Re: Kernel 4.3 breaks security in systems using capabilities

From: Austin S Hemmelgarn
Date: Mon Nov 09 2015 - 11:30:24 EST


On 2015-11-07 06:02, Klaus Ethgen wrote:
Am Fr den 6. Nov 2015 um 19:18 schrieb Serge E. Hallyn:
A piece of system configuration software needs to do some
networking setup with some privilege, including calling scripts. It can
either do so as root or not at all - polluting every program that will end
up getting called with fI is not only ugly but simply doesn't work (because
scripts). Saying that the whole thing must be written as self-contained
executable that never needs to be re-execed is frequently unrealistic.
So this allows a piece of software to run with reduce privilege, and it
is an improvement over the previous state of affairs.

Having some scripts in the process is definitively a nightmare to
control. That should be prevented wherever possible. And usually it is
as the scripts might be used for computing some values that are used
later in privileged stuff.
It's still unavoidable in a number of cases. It's easy to re-write scripts to fit any local configuration. It's not anywhere near as easy to re-write a compiled program to account for any local configuration.

However, that usecase has one more flaw I think. It is the human nature.

Someone that create a tool made for running as root or especially SUID
is usually careful to do so. If they know right now that the tool is
never run as root, then they don't care about many thinks that needs to
get addressed for root stuff.

Good example are all that userspace python tools that throw all that
stack traces around the users ears (I don't know if that saying exists
in English...) instead of giving proper error messages.
This is debatable. While the app should be giving a user friendly error message, getting a stack-trace and the exception name (and the exceptions are usually sanely named) is still far better than just getting something like 'Segmentation Fault', or just returning the error in the return code. There is no added security from not providing the stack-trace because there is no data leaked by it (it contains no information about the contents of variables, and function names and included libraries can easily be seen by just looking at the python program itself).

I would have been happy if there had been a default-off PR_ENABLE_AMBIENT
prctl which required a new CAP_ENABLE_AMBIENT capability to turn on, but
the current set of rules which removes bits from pA whenever doing an
action which capability-aware software does something which it would have
reasonably expected to drop privilege is a nice safeguard.

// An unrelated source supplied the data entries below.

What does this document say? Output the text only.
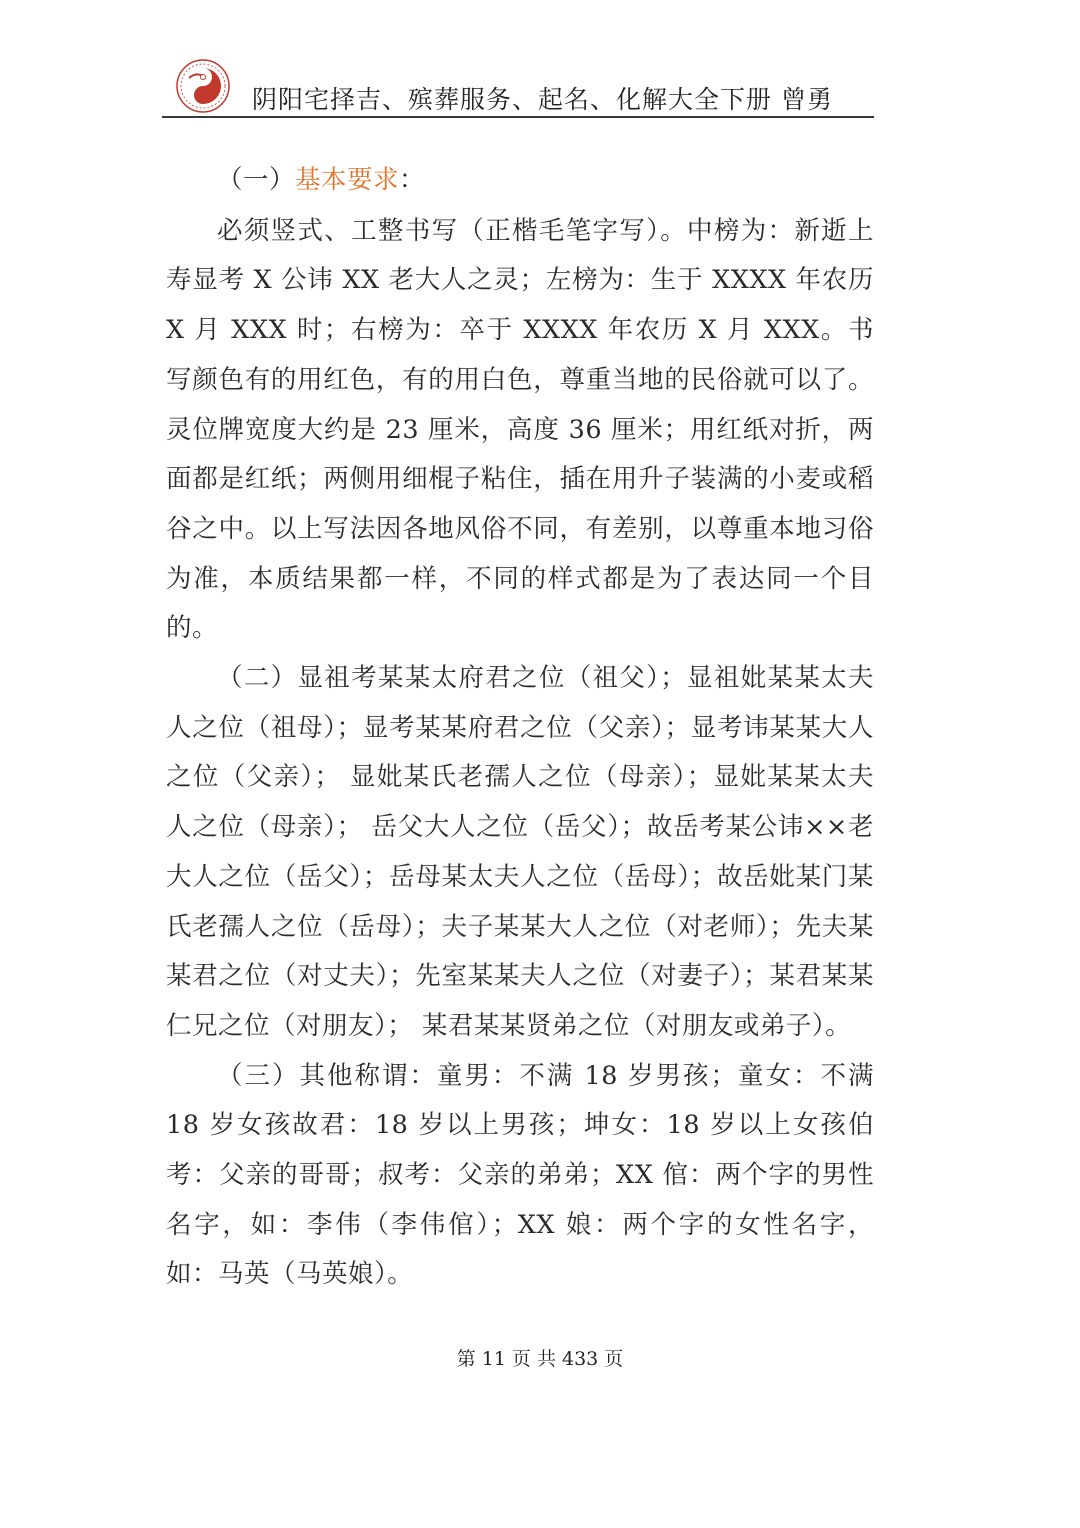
阴阳宅择吉、殡葬服务、起名、化解大全下册 曾勇

（一）基本要求：

必须竖式、工整书写（正楷毛笔字写）。中榜为：新逝上寿显考 X 公讳 XX 老大人之灵；左榜为：生于 XXXX 年农历 X 月 XXX 时；右榜为：卒于 XXXX 年农历 X 月 XXX。书写颜色有的用红色，有的用白色，尊重当地的民俗就可以了。灵位牌宽度大约是 23 厘米，高度 36 厘米；用红纸对折，两面都是红纸；两侧用细棍子粘住，插在用升子装满的小麦或稻谷之中。以上写法因各地风俗不同，有差别，以尊重本地习俗为准，本质结果都一样，不同的样式都是为了表达同一个目的。

（二）显祖考某某太府君之位（祖父）；显祖妣某某太夫人之位（祖母）；显考某某府君之位（父亲）；显考讳某某大人之位（父亲）； 显妣某氏老孺人之位（母亲）；显妣某某太夫人之位（母亲）； 岳父大人之位（岳父）；故岳考某公讳××老大人之位（岳父）；岳母某太夫人之位（岳母）；故岳妣某门某氏老孺人之位（岳母）；夫子某某大人之位（对老师）；先夫某某君之位（对丈夫）；先室某某夫人之位（对妻子）；某君某某仁兄之位（对朋友）； 某君某某贤弟之位（对朋友或弟子）。

（三）其他称谓：童男：不满 18 岁男孩；童女：不满 18 岁女孩故君：18 岁以上男孩；坤女：18 岁以上女孩伯考：父亲的哥哥；叔考：父亲的弟弟；XX 倌：两个字的男性名字，如：李伟（李伟倌）；XX 娘：两个字的女性名字，如：马英（马英娘）。

第 11 页 共 433 页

Well, not really. You can only prevent ambient capabilities to be given
to tools you don't want to have any capabilities by setting that tool
SUID or setting just one random capability for it.

By the way, guys, can we start to _not_ add every one in this discussion
to the Cc? Currently I get every mail twice. One from the list and one
from Cc. I still leave all Ccs intact with this mail but I would prefer
to just reply to the list. If anybody is not reading the list and would
like to get the mail, please insist.
If you're getting duplicates with the same Message-ID header, then your mail-server is (arguably) broken. It should be delivering exactly one copy of a message with a given Message-ID: header (this is really a de-facto standard, GMail, Yahoo, and most other mail-providers do this, as does Exchange. Postfix does not, but it's pretty easy to work around with some filtering and procmail).